Rum is a spirit distilled from a fermented mash of sugarcane juice or molasses. It is often aged in wood barrels, but this is not a requirement. Rums can be made into a variety of colors and styles, including white, amber, spiced and dark rum. Styles are often categorized by the geographic region where they are from. For example, dark rums can have different taste profiles depending on where they are produced. Origin: The history of rum is linked to the development and expansion of sugar cane to the New World. Spanish settlers arriving in the West Indies (Caribbean) easily fermented the molasses residue from sugar production, then distilled the mash to what we know as rum.
SPANISH STYLE RUM
Spanish style rum, also called “Ron,” is produced in countries such as Cuba, Puerto Rico, and Dominican Republic, to name a few. Spanish rums are typically made from molasses and characterized by a lighter, buttery, sweet flavor profile.
ENGLISH STYLE RUM
English Style Rum is produced in countries such as Jamaica, Barbados, and Trinidad & Tobago, to name a few.

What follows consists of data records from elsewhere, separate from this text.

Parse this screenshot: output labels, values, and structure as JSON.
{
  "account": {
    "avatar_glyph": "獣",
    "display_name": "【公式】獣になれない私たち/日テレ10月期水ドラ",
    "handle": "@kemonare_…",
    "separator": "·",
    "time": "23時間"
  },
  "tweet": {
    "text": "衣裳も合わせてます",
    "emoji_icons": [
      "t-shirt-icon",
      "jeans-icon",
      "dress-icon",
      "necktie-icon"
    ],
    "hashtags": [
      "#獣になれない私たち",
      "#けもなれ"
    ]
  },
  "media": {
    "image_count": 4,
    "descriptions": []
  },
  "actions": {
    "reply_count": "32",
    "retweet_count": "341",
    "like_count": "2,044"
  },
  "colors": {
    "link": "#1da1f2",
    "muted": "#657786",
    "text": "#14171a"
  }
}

English rums are typically made from molasses and characterized by a heavier, sharp, spicy and robust flavor profile.
FRENCH STYLE RUM
When people mention “French style rums”, they are typically talking about rums that come from the original French Caribbean colonies/islands. Some refer to it as Rhum Agricole, which means cane juice rum. A lot of rums are made from molasses, but these are made from juice derived from sugar cane.